When deciding which conditions to look for in newborns, states focus on conditions that are serious or life threatening, can be effectively treated, and that can be reliably and affordably detected. These newborn screening criteria provide the legal and ethical justification for the mandatory nature of the U.S.’s newborn screening programs: parental permission is not required. These newborn screening criteria also ensure that precious public health dollars are focused where they can do the most good. Right now, states primarily use a technology called tandem mass spectrometry to analyze newborn blood spots for conditions that meet the criteria. But they could, in theory, also use sequencing to identify conditions that meet newborn screening criteria but that right now cannot be picked up with existing technology.
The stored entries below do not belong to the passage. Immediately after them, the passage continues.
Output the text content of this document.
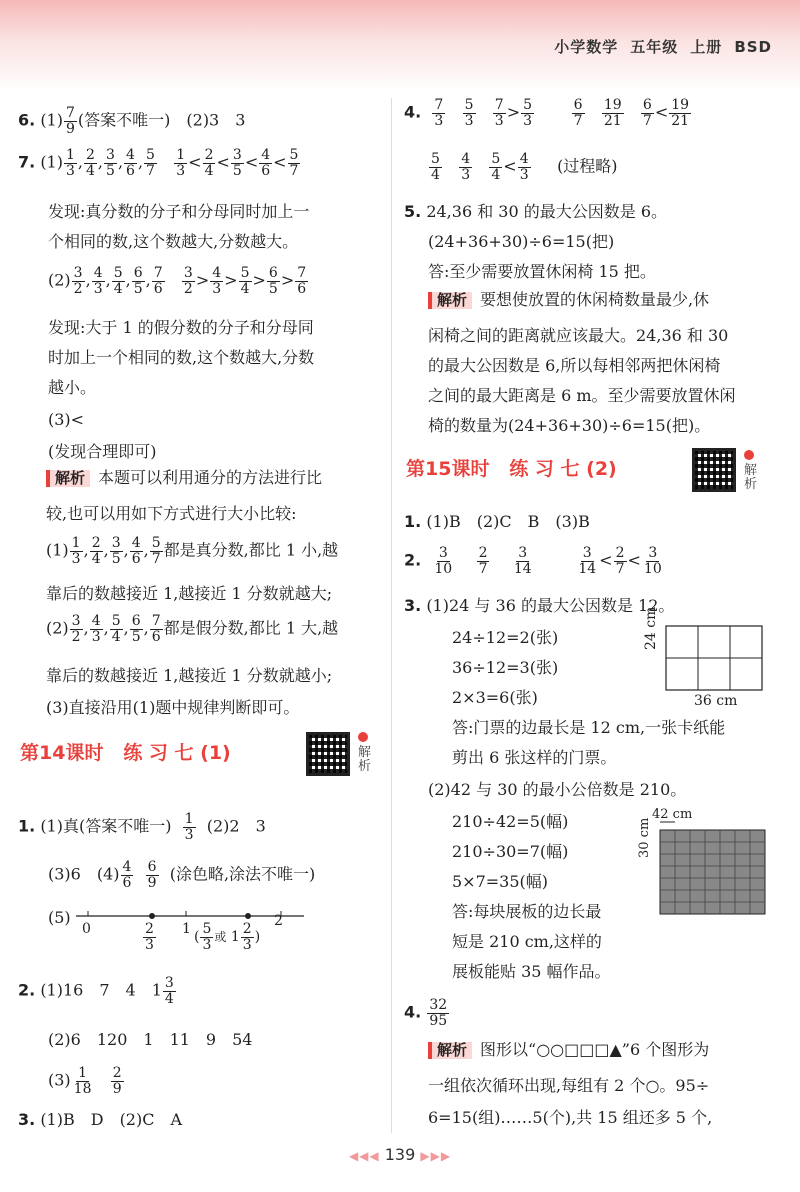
小学数学 五年级 上册 BSD
6. $(1) \frac{7}{9}$ (答案不唯一)　(2)3　3
7. $(1) \frac{1}{3}$ , $\frac{2}{4}$ , $\frac{3}{5}$ , $\frac{4}{6}$ , $\frac{5}{7}$
$\frac{1}{3} < \frac{2}{4} < \frac{3}{5} < \frac{4}{6} < \frac{5}{7}$
发现:真分数的分子和分母同时加上一
个相同的数,这个数越大,分数越大。
$(2) \frac{3}{2}$ , $\frac{4}{3}$ , $\frac{5}{4}$ , $\frac{6}{5}$ , $\frac{7}{6}$
$\frac{3}{2} > \frac{4}{3} > \frac{5}{4} > \frac{6}{5} > \frac{7}{6}$
发现:大于 1 的假分数的分子和分母同
时加上一个相同的数,这个数越大,分数
越小。
(3)<
(发现合理即可)
解析 本题可以利用通分的方法进行比
较,也可以用如下方式进行大小比较:
$(1) \frac{1}{3}$ , $\frac{2}{4}$ , $\frac{3}{5}$ , $\frac{4}{6}$ , $\frac{5}{7}$ 都是真分数,都比 1 小,越
靠后的数越接近 1,越接近 1 分数就越大;
$(2) \frac{3}{2}$ , $\frac{4}{3}$ , $\frac{5}{4}$ , $\frac{6}{5}$ , $\frac{7}{6}$ 都是假分数,都比 1 大,越
靠后的数越接近 1,越接近 1 分数就越小;
(3)直接沿用(1)题中规律判断即可。
第14课时 练 习 七 (1)	解析
1. (1)真(答案不唯一) $\frac{1}{3} (2)2$　3
(3)6　$(4) \frac{4}{6}$
$\frac{6}{9}$ (涂色略,涂法不唯一)
(5)
0	1	2
$\frac{2}{3}$	( $\frac{5}{3}$ 或 $1 \frac{2}{3}$ )
2. (1)16　7　4　$1 \frac{3}{4}$
(2)6　120　1　11　9　54
$(3) \frac{1}{18}$
$\frac{2}{9}$
3. (1)B　D　(2)C　A
4. $\frac{7}{3}$
$\frac{5}{3}$
$\frac{7}{3} > \frac{5}{3}$
	$\frac{6}{7}$
$\frac{19}{21}$
$\frac{6}{7} < \frac{19}{21}$
$\frac{5}{4}$
$\frac{4}{3}$
$\frac{5}{4} < \frac{4}{3}$ (过程略)
5. 24,36 和 30 的最大公因数是 6。
(24+36+30)÷6=15(把)
答:至少需要放置休闲椅 15 把。
解析 要想使放置的休闲椅数量最少,休
闲椅之间的距离就应该最大。24,36 和 30
的最大公因数是 6,所以每相邻两把休闲椅
之间的最大距离是 6 m。至少需要放置休闲
椅的数量为(24+36+30)÷6=15(把)。
第15课时 练 习 七 (2)	解析
1. (1)B　(2)C　B　(3)B
2. $\frac{3}{10}$
$\frac{2}{7}$
$\frac{3}{14}$
	$\frac{3}{14} < \frac{2}{7} < \frac{3}{10}$
3. (1)24 与 36 的最大公因数是 12。
24÷12=2(张)
36÷12=3(张)
2×3=6(张)
答:门票的边最长是 12 cm,一张卡纸能
剪出 6 张这样的门票。
24 cm
36 cm
(2)42 与 30 的最小公倍数是 210。
210÷42=5(幅)
210÷30=7(幅)
5×7=35(幅)
答:每块展板的边长最
短是 210 cm,这样的
展板能贴 35 幅作品。
42 cm
30 cm
4. $\frac{32}{95}$
解析 图形以“○○□□□▲”6 个图形为
一组依次循环出现,每组有 2 个○。95÷
6=15(组)……5(个),共 15 组还多 5 个,
◀◀◀ 139 ▶▶▶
This kind of focused use of sequencing technology could benefit infants, families and the health care system, as we discussed at length in our report on the use of sequencing technology in newborns. But it is very different from the indiscriminate use of whole genome sequencing in all infants, as imagined by some. As with all new technologies, health care systems must select the version of this new tool that best matches the needs of children and families in particular care contexts. The sequencing test that is right for a newborn in the NICU whose diagnosis is a puzzle might not be right for millions of seemingly healthy babies whose parents just want to make sure they give their child the best shot in life. Universal public health programs like newborn screening could be undermined by indiscriminate use of genome sequencing. Targeted and nuanced use, on the other hand, will benefit babies, families, and society for decades to come.